A previous undercover agent was killed when she mysteriously entered a public square with a bomb strapped to her body that blew up. Now, the terrorist web site has begun a 48-hour countdown and the police want to know why. Saki begins investigating links to her predecessor’s death that include a pair of oddball chemistry students and a distraught girl named Taie Kono (Yui Okada) who knows more than she lets on.
Standing in Saki’s way is Reika Akiyama (Rika Ishikawa), one of the school’s snobby cool kids and in reality a rogue government agent now working for the Enola Gay leader (Shunsuke Kubozuka). With the fate of misguided students hanging in the balance, these two rivals eventually battle it out in the ultimate yo-yo duel!

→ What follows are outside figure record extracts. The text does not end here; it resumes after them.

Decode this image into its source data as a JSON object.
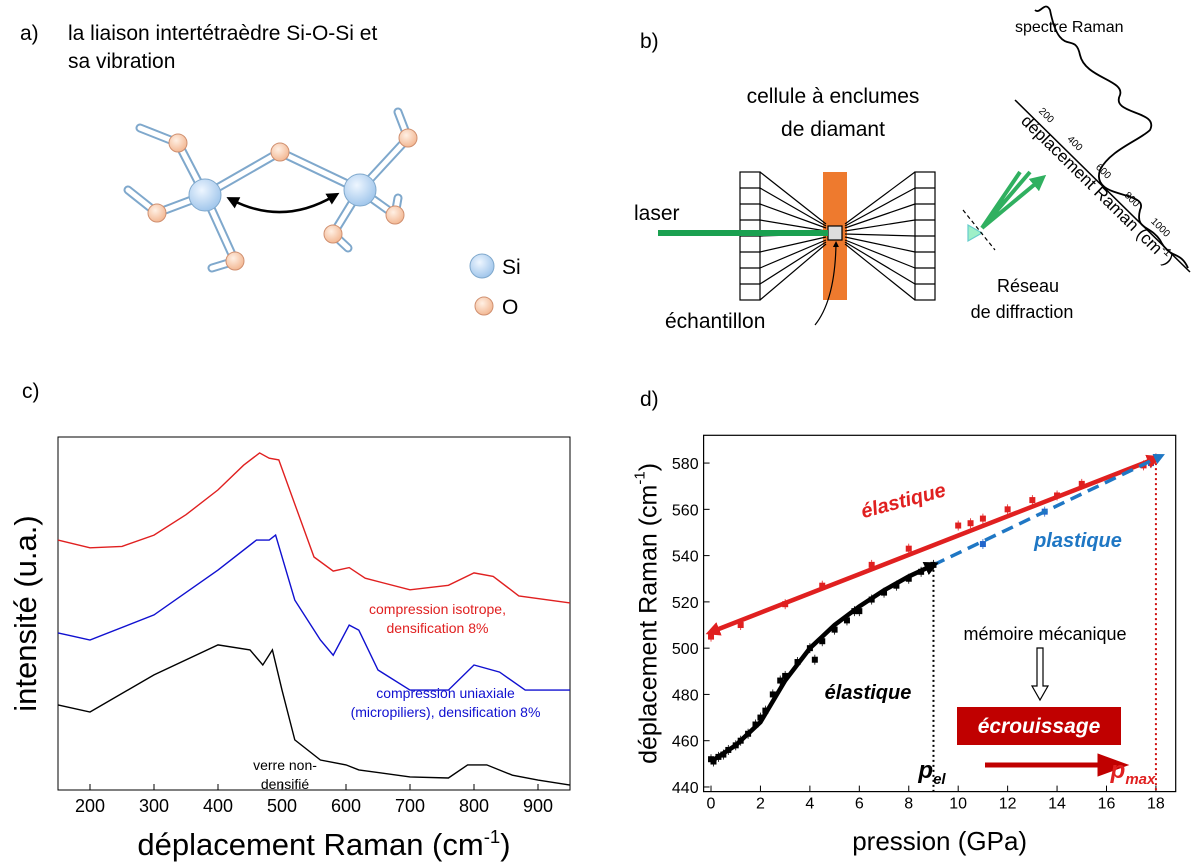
{
  "panel_labels": [
    "a)",
    "b)",
    "c)",
    "d)"
  ],
  "diagram_a": {
    "title_lines": [
      "la liaison intertétraèdre Si-O-Si et",
      "sa vibration"
    ],
    "legend": [
      "Si",
      "O"
    ]
  },
  "diagram_b": {
    "spectrum_label": "spectre Raman",
    "cell_lines": [
      "cellule à enclumes",
      "de diamant"
    ],
    "laser": "laser",
    "sample": "échantillon",
    "grating_lines": [
      "Réseau",
      "de diffraction"
    ],
    "axis_label": [
      "déplacement Raman (cm",
      "-1",
      ")"
    ],
    "axis_ticks": [
      200,
      400,
      600,
      800,
      1000
    ]
  },
  "chart_data": [
    {
      "type": "line",
      "ylabel": "intensité (u.a.)",
      "xlabel": [
        "déplacement Raman (cm",
        "-1",
        ")"
      ],
      "xlim": [
        150,
        950
      ],
      "ylim": [
        0,
        10
      ],
      "xticks": [
        200,
        300,
        400,
        500,
        600,
        700,
        800,
        900
      ],
      "series": [
        {
          "name": "compression isotrope, densification 8%",
          "color": "#e02020",
          "x": [
            150,
            200,
            250,
            300,
            350,
            400,
            440,
            465,
            480,
            495,
            520,
            550,
            580,
            605,
            630,
            700,
            760,
            800,
            830,
            870,
            950
          ],
          "values": [
            7.08,
            6.86,
            6.9,
            7.22,
            7.8,
            8.5,
            9.2,
            9.55,
            9.4,
            9.35,
            8.1,
            6.6,
            6.2,
            6.3,
            6.0,
            5.67,
            5.8,
            6.15,
            6.05,
            5.5,
            5.3
          ]
        },
        {
          "name": "compression uniaxiale (micropiliers), densification 8%",
          "color": "#1010d0",
          "x": [
            150,
            200,
            300,
            400,
            460,
            480,
            490,
            520,
            560,
            580,
            605,
            620,
            650,
            700,
            760,
            800,
            840,
            880,
            950
          ],
          "values": [
            4.45,
            4.25,
            4.96,
            6.23,
            7.08,
            7.08,
            7.22,
            5.38,
            4.25,
            3.82,
            4.67,
            4.53,
            3.4,
            2.83,
            2.83,
            3.54,
            3.34,
            2.83,
            2.83
          ]
        },
        {
          "name": "verre non-densifié",
          "color": "#000000",
          "x": [
            150,
            200,
            300,
            400,
            450,
            470,
            485,
            500,
            520,
            560,
            600,
            620,
            700,
            760,
            790,
            820,
            860,
            900,
            950
          ],
          "values": [
            2.41,
            2.21,
            3.26,
            4.11,
            3.97,
            3.54,
            3.97,
            2.83,
            1.42,
            0.85,
            0.71,
            0.57,
            0.37,
            0.34,
            0.71,
            0.71,
            0.42,
            0.28,
            0.14
          ]
        }
      ]
    },
    {
      "type": "scatter",
      "ylabel": [
        "déplacement Raman (cm",
        "-1",
        ")"
      ],
      "xlabel": "pression (GPa)",
      "xlim": [
        -0.3,
        18.8
      ],
      "ylim": [
        438,
        592
      ],
      "xticks": [
        0,
        2,
        4,
        6,
        8,
        10,
        12,
        14,
        16,
        18
      ],
      "yticks": [
        440,
        460,
        480,
        500,
        520,
        540,
        560,
        580
      ],
      "series": [
        {
          "type": "scatter",
          "color": "#000000",
          "x": [
            0,
            0.1,
            0.3,
            0.5,
            0.7,
            1,
            1.2,
            1.5,
            1.8,
            2,
            2.2,
            2.5,
            2.8,
            3,
            3.5,
            4,
            4.2,
            4.5,
            5,
            5.5,
            5.8,
            6,
            6.5,
            7,
            7.5,
            8,
            8.5,
            9
          ],
          "values": [
            452,
            451,
            453,
            454,
            456,
            458,
            460,
            463,
            467,
            470,
            473,
            480,
            486,
            488,
            494,
            500,
            495,
            503,
            508,
            512,
            516,
            516,
            521,
            524,
            527,
            530,
            533,
            536
          ]
        },
        {
          "type": "scatter",
          "color": "#e02020",
          "x": [
            0,
            1.2,
            3,
            4.5,
            6.5,
            8,
            10,
            10.5,
            11,
            12,
            13,
            14,
            15,
            17.5,
            18
          ],
          "values": [
            505,
            510,
            519,
            527,
            536,
            543,
            553,
            554,
            556,
            560,
            564,
            566,
            571,
            579,
            582
          ]
        },
        {
          "type": "scatter",
          "color": "#2266cc",
          "x": [
            11,
            13.5,
            17.8
          ],
          "values": [
            545,
            559,
            580
          ]
        },
        {
          "type": "line",
          "color": "#e02020",
          "arrow": "both",
          "x": [
            0,
            18
          ],
          "values": [
            507,
            582
          ]
        },
        {
          "type": "line",
          "color": "#1f77c4",
          "dash": true,
          "arrow": "end",
          "x": [
            9,
            18.2
          ],
          "values": [
            536,
            583
          ]
        },
        {
          "type": "line",
          "color": "#000000",
          "arrow": "end",
          "x": [
            0,
            1,
            2,
            3,
            4,
            5,
            6,
            7,
            8,
            9
          ],
          "values": [
            451,
            458,
            468,
            486,
            500,
            510,
            518,
            525,
            531,
            536
          ]
        }
      ],
      "vlines": [
        {
          "x": 9,
          "y": 536,
          "color": "#000000"
        },
        {
          "x": 18,
          "y": 580,
          "color": "#d01010"
        }
      ],
      "annotations": [
        {
          "text": "élastique",
          "color": "#e02020"
        },
        {
          "text": "plastique",
          "color": "#1f77c4"
        },
        {
          "text": "élastique",
          "color": "#000000"
        },
        {
          "text": "mémoire mécanique",
          "color": "#000000"
        },
        {
          "text": "écrouissage",
          "color": "#ffffff",
          "box": "#c00000"
        },
        {
          "text": "p",
          "sub": "el",
          "color": "#000000"
        },
        {
          "text": "p",
          "sub": "max",
          "color": "#e02020"
        }
      ]
    }
  ]
}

The idea of a female high schooler fighting bad guys isn’t exactly unique. BUFFY THE VAMPIRE notably comes to mind. There’s also the concept of a bad girl turned good agent that Luc Besson employed for LA FEMME NIKITA. Wada’s rendition came long before either of those, but more importantly he came up with the unusual gimmick of a yo-yo as weapon.
To my knowledge no other movie has used a yo-yo as a fighting tool. It may seem ludicrous and it is. Yet this is an interesting topic for anyone familiar with esoteric martial arts weapons. The yo-yo in this movie is essentially treated like a blunt rope dart, a “soft” weapon used chiefly for its mid-range capability and easy concealment. It is one of the more difficult weapons to use effectively and that’s where computer effects and a lot of judicious editing come into play.
No training in the weapon’s use is shown in the movie. Since very little time takes place from the point where Saki is picked up and from where her mission begins, she must have miraculously mastered the use of the yo-yo in a matter of hours. Yet it’s no more of a stretch than to believe the slight Aya Matsuura capable of knocking grown men down without the use of leveraging arts like Aikido.
As far as on screen skills go I was more impressed by Matsuura’s co-star and fellow J-popster Rika Ishikawa. She clearly has superior yo-yo handling skills and let’s be honest, that’s far more important for a movie like this than any real-life fighting skills. In fact, the filmmakers had two-time Japanese National Yo-Yo Master Takahiko Hasegawa on call as yo-yo instructor.
The movie steers clear of showing more elaborate yo-yo techniques, to instead let the actresses do most of their own amateur handling. This is a shame. With a little camera and editing magic they could have snuck in expert handling on close-ups and really spiced up the action a lot. Most of the handling is pretty simple, even with digital effects. It just involves having the yo-yo flung at opponents to knock them out. An example of the extent to which the yo-yo choreography extends is when Ishikawa performs a “Sleeper” with a bladed yo-yo hanging precariously over a pinned down Aya Matsuura.
There is a lot of potential here. I’d love to see a continuation of this Sukeban Deka revival or a Hong Kong movie adaptation with more advanced choreography and creative prop use. Director Kenta Fukasaku, along with his AD Makoto Yokoyama, gives us a decent sampling with a little gunplay, wirework and pyrotechnics at the end. It’s just that though, a sampling and nothing more. Not a big surprise here. Kenta has yet to show that he has inherited even a measure of the filmmaking brilliance of his father Kinji Fukasaku. Kenta’s debut, the disappointing BATTLE ROYALE sequel he completed after his father’s death is proof enough of that.
Just as its silly name implies, YO-YO GIRL COP is camp action all the way. Although played seriously, the film has far too many inconceivable elements to be taken as such. Viewers possibly caught up in the vacuous teen drama should be thankfully jerked back to “reality” by the time Aya Matsuura struts on screen in her form-fitting battle suit and Rika Ishikawa arrives in her post-punk leather garb with platform boots.